HC Deb 04 December 2003 vol 415 cc632-3
3. Mr. Jonathan Djanogly (Huntingdon) (Con)

What recent estimate he has made of the cost of a grammar school ballot. [141758]

The Minister for School Standards (Mr. David Miliband)

The cost of a ballot will depend on the particular circumstances in the area in which it takes place.

Mr. Djanogly

At a time when the Government are supposedly supporting diversity in the types of school on offer and in the specialisations that schools can provide, why are they still fixated on attacking grammar schools and wasting time and money through their failing ballot system?

Mr. Miliband

It is Conservative Front and Back Benchers who are fixated on the 4.5 per cent. of schools in the country that are grammar schools. We are fixated on raising standards in all schools.

Dr. Phyllis Starkey (Milton Keynes, South-West) (Lab)

When the Minister is considering ballots for grammar schools, will he look again at the experience of Milton Keynes in the 1990s, when the Tory-controlled Buckinghamshire county council forced us to go through three successive ballots to try to persuade people to vote for grammar schools, which I am happy to say they did not?
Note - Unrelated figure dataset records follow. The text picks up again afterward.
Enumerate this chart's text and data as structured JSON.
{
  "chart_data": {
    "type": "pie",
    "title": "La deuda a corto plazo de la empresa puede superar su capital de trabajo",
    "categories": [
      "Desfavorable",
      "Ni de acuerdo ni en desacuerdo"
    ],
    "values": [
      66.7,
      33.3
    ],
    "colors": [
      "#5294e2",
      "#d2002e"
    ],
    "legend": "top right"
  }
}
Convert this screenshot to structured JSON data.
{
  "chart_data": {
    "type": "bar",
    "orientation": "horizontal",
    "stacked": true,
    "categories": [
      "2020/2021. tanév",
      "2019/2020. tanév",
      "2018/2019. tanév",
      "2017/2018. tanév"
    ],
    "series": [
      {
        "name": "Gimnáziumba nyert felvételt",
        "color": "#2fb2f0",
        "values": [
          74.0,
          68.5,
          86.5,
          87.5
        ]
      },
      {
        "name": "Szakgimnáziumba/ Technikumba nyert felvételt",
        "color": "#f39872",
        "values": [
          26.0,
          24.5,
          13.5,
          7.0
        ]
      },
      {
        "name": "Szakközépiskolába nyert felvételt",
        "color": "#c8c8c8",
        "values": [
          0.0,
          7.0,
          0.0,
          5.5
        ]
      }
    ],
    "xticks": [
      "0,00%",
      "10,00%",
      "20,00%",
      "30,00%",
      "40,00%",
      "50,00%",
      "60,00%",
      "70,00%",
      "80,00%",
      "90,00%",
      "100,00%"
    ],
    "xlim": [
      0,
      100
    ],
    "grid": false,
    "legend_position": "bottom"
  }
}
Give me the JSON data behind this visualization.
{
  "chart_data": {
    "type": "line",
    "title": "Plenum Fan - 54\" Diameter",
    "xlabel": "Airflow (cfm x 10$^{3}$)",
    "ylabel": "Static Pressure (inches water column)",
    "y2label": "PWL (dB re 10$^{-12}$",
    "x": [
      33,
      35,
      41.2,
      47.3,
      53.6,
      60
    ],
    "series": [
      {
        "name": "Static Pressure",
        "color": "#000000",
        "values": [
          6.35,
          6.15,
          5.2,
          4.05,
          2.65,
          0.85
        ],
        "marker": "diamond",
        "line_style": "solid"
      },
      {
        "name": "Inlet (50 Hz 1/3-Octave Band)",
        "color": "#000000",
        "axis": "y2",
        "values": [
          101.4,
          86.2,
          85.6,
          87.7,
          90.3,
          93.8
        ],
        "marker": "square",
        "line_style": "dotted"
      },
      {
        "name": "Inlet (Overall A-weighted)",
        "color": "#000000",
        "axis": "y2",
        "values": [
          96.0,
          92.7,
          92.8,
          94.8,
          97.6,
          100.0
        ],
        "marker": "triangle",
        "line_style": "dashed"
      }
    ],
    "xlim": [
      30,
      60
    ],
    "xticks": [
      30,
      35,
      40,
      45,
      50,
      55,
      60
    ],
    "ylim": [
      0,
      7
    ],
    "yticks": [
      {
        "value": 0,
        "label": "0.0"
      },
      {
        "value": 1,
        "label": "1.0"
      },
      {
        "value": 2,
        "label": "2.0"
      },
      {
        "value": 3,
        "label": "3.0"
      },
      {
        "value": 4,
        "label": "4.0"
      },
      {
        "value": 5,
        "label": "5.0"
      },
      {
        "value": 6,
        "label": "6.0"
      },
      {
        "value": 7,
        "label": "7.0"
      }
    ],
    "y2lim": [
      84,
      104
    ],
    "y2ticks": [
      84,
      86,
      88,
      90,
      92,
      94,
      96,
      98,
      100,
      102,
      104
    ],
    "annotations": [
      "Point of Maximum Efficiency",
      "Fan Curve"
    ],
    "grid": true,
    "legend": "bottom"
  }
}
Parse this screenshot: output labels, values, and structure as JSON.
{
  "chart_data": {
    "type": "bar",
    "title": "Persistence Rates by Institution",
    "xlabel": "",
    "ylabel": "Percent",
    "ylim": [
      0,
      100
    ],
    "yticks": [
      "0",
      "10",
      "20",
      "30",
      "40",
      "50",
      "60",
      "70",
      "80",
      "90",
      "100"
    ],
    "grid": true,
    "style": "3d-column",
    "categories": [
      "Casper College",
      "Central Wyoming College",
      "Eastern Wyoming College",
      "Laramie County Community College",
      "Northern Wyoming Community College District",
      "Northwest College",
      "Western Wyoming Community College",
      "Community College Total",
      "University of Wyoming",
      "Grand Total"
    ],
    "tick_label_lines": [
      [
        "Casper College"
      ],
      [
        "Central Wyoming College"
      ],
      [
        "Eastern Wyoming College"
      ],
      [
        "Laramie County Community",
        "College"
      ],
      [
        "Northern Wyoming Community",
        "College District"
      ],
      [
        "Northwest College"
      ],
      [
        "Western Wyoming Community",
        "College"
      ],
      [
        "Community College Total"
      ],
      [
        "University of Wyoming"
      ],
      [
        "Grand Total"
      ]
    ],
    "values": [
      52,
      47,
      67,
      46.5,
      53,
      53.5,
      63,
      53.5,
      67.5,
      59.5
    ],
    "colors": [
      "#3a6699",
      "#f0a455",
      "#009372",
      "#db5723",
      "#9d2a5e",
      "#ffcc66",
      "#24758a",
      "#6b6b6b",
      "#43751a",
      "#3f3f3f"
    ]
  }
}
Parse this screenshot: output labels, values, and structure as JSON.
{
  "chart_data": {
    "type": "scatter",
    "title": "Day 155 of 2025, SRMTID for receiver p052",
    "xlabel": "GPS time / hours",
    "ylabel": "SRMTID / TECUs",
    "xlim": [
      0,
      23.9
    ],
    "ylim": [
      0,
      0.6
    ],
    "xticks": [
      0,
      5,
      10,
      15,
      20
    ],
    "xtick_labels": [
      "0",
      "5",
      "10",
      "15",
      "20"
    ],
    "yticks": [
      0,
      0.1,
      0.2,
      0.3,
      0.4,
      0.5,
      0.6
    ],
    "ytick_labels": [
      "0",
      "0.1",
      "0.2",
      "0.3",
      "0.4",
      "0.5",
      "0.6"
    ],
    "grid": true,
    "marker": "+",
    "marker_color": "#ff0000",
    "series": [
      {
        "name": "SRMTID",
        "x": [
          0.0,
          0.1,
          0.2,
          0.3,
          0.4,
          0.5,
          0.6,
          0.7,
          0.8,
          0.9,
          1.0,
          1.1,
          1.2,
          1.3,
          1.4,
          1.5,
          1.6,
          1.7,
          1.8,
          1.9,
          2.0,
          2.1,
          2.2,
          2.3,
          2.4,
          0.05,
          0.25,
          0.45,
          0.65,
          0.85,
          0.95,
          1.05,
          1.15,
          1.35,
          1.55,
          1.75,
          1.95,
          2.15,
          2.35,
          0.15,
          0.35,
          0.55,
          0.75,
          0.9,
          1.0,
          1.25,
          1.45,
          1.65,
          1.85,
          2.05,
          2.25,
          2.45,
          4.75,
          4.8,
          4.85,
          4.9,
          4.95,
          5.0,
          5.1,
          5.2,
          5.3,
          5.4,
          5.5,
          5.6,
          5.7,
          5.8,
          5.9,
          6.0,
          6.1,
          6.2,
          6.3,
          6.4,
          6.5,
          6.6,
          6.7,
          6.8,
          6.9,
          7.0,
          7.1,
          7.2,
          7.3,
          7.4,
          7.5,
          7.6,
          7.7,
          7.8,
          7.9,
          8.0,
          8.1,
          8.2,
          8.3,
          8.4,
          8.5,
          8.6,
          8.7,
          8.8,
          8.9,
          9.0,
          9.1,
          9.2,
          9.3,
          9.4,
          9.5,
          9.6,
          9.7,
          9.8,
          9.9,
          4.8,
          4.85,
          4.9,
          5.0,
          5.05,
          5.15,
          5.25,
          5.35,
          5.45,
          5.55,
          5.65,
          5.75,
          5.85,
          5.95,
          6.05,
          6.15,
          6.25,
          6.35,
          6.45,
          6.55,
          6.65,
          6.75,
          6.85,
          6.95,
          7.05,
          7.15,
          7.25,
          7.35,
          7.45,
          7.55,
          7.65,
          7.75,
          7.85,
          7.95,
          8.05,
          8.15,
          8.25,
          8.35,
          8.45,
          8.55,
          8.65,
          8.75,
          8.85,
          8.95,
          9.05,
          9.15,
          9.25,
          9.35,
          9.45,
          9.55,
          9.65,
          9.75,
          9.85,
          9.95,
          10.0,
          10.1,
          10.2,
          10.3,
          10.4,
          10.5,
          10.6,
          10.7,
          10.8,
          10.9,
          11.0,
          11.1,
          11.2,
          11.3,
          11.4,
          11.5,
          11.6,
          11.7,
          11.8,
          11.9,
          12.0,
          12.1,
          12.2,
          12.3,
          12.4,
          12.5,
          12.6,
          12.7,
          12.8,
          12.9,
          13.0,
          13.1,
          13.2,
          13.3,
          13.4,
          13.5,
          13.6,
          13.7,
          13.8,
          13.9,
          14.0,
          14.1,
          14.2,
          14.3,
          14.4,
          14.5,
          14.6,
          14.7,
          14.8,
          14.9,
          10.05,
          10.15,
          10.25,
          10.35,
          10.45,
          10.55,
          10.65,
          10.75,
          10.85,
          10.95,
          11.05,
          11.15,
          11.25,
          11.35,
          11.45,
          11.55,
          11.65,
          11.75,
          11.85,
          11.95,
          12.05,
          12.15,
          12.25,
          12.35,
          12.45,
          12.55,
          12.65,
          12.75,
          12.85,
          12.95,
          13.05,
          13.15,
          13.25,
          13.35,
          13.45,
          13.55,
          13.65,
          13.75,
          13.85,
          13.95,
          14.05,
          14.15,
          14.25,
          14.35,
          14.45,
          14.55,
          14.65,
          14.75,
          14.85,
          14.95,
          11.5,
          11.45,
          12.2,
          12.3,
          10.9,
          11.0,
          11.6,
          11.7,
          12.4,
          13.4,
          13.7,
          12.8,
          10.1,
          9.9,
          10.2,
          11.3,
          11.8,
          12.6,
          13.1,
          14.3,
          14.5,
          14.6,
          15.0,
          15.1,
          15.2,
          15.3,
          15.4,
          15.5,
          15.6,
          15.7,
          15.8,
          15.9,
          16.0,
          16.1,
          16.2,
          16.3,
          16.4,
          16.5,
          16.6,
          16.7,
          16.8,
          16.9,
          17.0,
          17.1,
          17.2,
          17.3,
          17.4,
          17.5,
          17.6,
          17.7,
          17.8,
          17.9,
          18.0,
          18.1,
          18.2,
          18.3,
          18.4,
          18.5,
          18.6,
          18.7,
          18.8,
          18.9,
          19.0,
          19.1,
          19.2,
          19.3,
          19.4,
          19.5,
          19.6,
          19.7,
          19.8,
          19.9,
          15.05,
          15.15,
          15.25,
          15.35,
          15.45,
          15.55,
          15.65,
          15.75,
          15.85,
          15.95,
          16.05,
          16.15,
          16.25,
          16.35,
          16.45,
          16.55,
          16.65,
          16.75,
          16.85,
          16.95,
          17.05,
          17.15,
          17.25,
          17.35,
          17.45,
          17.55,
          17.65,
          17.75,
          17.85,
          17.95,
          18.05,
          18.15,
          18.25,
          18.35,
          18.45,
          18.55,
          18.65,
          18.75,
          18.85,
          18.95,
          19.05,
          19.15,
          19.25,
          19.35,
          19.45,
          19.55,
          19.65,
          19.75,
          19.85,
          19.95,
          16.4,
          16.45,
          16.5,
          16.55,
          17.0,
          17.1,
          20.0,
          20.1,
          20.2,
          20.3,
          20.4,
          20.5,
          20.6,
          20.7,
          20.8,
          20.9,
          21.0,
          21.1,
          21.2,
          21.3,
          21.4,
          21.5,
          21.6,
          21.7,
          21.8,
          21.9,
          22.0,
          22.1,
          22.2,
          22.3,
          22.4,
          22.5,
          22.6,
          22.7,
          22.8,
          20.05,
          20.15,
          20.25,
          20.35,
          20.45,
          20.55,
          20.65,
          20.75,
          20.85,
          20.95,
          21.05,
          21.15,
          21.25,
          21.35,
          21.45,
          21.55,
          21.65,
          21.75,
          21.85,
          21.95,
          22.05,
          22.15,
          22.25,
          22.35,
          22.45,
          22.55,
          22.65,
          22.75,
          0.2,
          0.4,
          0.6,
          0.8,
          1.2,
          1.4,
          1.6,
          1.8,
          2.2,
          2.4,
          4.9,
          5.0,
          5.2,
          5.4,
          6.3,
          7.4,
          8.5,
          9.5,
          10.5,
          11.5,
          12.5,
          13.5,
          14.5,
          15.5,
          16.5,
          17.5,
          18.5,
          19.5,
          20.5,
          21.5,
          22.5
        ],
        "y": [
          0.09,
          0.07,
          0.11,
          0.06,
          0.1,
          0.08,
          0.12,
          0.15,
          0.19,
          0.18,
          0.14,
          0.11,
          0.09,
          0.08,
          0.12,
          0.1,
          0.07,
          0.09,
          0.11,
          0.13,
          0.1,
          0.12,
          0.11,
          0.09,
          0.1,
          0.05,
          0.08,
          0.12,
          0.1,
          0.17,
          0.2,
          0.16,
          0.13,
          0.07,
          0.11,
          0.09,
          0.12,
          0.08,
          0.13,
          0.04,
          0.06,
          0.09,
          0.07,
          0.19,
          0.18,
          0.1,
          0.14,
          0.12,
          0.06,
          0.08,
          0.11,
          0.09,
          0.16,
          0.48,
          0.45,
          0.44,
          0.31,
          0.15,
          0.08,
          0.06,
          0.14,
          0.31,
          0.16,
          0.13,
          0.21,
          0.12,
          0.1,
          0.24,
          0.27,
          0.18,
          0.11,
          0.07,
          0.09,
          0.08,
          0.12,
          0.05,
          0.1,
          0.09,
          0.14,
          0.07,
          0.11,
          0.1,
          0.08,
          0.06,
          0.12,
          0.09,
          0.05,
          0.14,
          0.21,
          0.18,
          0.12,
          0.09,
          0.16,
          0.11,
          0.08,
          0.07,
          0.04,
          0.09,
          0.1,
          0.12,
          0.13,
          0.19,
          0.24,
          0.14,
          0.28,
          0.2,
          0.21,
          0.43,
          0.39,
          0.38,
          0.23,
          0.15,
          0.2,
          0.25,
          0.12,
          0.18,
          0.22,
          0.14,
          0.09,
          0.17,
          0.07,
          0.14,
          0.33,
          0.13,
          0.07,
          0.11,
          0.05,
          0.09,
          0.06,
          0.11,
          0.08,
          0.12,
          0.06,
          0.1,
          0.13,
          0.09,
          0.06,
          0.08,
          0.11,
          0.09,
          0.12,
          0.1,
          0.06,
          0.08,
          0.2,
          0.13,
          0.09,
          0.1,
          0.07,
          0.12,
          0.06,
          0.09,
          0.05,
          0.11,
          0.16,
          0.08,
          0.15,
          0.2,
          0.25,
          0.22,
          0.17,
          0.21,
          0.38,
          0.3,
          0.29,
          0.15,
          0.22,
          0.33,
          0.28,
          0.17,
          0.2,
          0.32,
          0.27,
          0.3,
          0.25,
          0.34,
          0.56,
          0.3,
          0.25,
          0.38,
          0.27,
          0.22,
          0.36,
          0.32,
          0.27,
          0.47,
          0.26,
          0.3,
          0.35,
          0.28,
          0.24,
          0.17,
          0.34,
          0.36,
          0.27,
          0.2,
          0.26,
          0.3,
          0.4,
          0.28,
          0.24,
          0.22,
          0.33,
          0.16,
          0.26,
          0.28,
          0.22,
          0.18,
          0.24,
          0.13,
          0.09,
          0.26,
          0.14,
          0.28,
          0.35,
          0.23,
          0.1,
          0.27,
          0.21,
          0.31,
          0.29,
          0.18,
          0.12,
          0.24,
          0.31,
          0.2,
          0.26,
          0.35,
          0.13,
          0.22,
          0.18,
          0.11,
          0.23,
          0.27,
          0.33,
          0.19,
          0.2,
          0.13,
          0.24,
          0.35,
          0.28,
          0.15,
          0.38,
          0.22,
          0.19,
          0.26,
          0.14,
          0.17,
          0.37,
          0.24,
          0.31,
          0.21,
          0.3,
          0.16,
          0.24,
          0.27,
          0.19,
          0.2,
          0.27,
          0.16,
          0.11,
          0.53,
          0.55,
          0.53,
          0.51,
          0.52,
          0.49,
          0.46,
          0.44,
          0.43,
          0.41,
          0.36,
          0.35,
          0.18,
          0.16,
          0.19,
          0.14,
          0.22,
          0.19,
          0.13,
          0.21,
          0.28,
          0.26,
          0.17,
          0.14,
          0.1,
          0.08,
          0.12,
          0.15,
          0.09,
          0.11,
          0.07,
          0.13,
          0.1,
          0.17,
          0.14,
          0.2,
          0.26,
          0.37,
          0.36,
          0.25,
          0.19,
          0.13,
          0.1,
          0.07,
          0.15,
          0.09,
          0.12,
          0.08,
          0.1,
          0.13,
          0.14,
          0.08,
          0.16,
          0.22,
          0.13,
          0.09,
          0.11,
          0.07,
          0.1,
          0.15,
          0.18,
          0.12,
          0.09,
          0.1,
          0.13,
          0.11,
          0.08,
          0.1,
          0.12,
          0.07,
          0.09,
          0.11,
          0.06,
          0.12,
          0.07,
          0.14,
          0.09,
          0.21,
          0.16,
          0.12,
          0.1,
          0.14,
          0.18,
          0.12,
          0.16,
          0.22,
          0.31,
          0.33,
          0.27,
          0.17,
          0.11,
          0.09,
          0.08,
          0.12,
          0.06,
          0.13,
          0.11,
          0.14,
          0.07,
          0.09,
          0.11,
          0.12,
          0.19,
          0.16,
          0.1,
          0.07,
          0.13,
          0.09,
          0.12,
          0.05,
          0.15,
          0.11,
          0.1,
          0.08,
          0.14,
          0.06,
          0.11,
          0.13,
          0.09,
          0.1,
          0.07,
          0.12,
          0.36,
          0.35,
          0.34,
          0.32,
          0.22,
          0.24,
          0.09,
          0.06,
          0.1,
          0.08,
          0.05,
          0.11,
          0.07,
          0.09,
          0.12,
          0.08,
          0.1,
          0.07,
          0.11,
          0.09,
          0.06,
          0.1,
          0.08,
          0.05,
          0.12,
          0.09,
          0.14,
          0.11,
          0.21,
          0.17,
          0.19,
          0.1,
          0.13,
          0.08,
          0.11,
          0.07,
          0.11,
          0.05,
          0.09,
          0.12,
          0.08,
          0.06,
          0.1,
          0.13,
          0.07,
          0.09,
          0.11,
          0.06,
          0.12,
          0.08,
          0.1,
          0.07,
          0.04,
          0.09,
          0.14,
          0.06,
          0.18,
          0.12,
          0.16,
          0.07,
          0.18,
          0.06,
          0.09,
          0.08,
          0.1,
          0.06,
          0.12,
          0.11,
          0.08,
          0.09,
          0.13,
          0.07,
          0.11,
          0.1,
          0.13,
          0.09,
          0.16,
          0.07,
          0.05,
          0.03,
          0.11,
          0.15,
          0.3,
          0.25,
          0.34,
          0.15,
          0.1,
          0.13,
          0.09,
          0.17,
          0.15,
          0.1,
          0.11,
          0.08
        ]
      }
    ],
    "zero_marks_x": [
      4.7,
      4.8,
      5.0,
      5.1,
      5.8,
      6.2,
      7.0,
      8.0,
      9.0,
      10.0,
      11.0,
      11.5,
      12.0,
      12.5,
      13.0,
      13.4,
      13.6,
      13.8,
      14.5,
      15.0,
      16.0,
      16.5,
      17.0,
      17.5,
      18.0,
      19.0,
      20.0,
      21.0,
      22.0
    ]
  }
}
Does not that demonstrate the Tory party's continuing obsession with trying to concentrate resources on a small number of children instead of using them across the piece to bring up educational achievement, particularly for low achievers?

Mr. Miliband

My hon. Friend makes an important point. The Government are committed to ensuring that there is no extension of the 11-plus. Final decisions on school organisation, including grammar schools, are a matter for local people.

Bob Spink (Castle Point) (Con)

Could we have ballots for new grammar schools?

Mr. Miliband

The hon. Gentleman was here in 1998 when the House debated the School Standards and Framework Bill, which specifically excluded debate on new grammar schools. [Interruption.] I beg the hon. Gentleman's pardon: I am told that he was not here. But some of my hon. Friends were, and the House made it absolutely clear that we want no extension of selection at age 11. If the hon. Gentleman's party wants to make that the battleground for the next general election, it is very welcome to do so.